My folks helped found the community theater in my home town. They recently had their 20th anniversary, and are finally running in the black. They rarely do shows that don't sell out almost every night anymore. The place has become an institution in my home town.
And I grew up there.
I can still remember going to see the first show we were involved with. Agatha Christie's The Mousetrap. From that point on, I was enraptured with live theater. From that point on, I had my hands in EVERYWHERE. I built sets, I sold tickets, I cleaned bathrooms... At 11, I crewed my first show. Lights. I was an extra set of hands, really. I would sleep in the spotlight loft until they needed me, then come down and help turn dimmers on and off since the masters on the Monolith (the first light board) didn't work. I stage managed my first show at thirteen. My sister and I were called upon whenever a director was short handed for stuff. We were called upon when upset parents pulled their kids out of shows half way through the run because they 'weren't supposed to stay with the non-custodial parent that long.'
I grew up around people older than I was. I grew up around creative people. I grew up somewhere where I was treated as an equal, despite the fact that I was just a 'kid'.
That's where the bug I had was nurtured, really. I can still remember where I caught it though. My first performance ever. At three years old, I sang You are my sunshine on stage at Foster's Clam Bake in Wells Beach, Maine. I can remember that. I can see the microphone in front of me. Someone was holding me up. I can still see the smiling faces looking back at me, and feel the applause when I was done. This was the spark. Riverfront was the fuel to feed it and make it grow.

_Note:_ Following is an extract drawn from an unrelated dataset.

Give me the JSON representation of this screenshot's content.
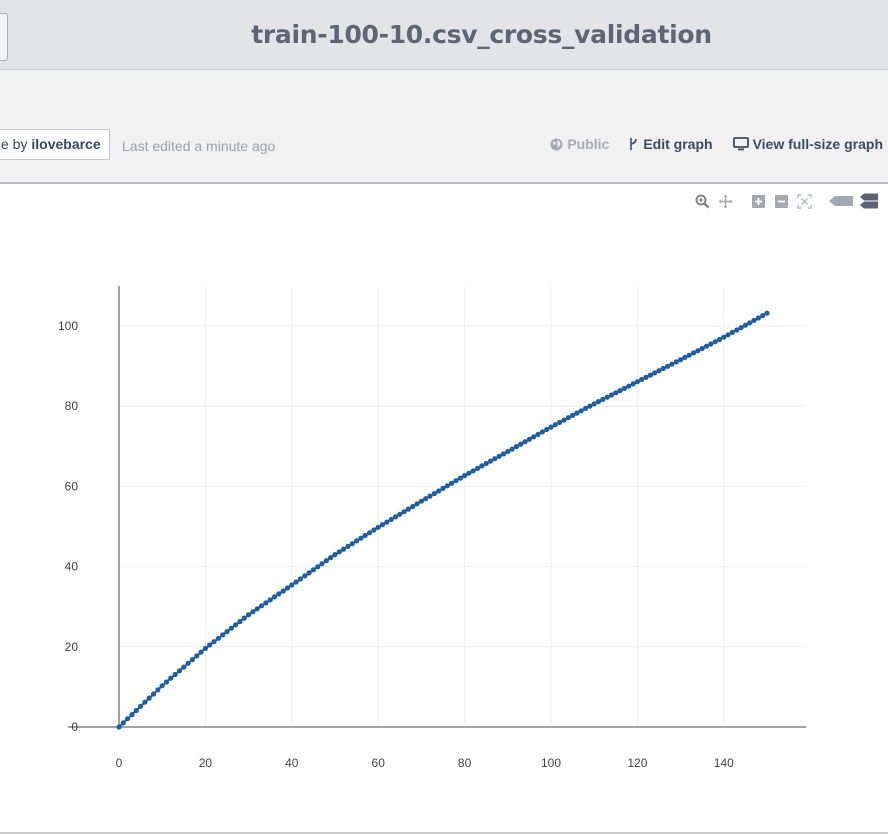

At the end of my sophomore year in highschool, I auditioned for Starship, the show choir at my school. Yeah, I went to Enterprise Highschool, and the show choir was named Enterprise Starship. This was no normal show choir though. They only did top 40 songs... no show tunes. :)
So I auditioned. I wasn't part of the music program, no one knew who I was. When the list came out for who would be part of the group for the next year, I was number thirteen on the mens list.
They took the top twelve guys.
Yeah, fuck a duck.
Half way through the school year, I was called into Mr. Ashton's office. He was the director of the group. He came from a school in Vegas, so the show stuff was his thing. He was way cool.
Apparently enough guys had been forced to drop out of the group because of academic reasons, that they were now short handed. He wanted to know if I'd like to come in at the semester break.
Within two days, I'd arranged to drop all my honors classes so that I'd have 7th period free for Starship, and 5th period free for Choir. You had to be in Choir to be in Starship.
All of my honors professors were NOT happy with my decision, but for some reason I had to do what I had to do.
For my senior year, I was number three on the list.
The last performance of my senior year was video taped, and it got the group invited to France to represent California in the French Bi-centennial celebration. We were that good.
Day late, dollar short... at least at first.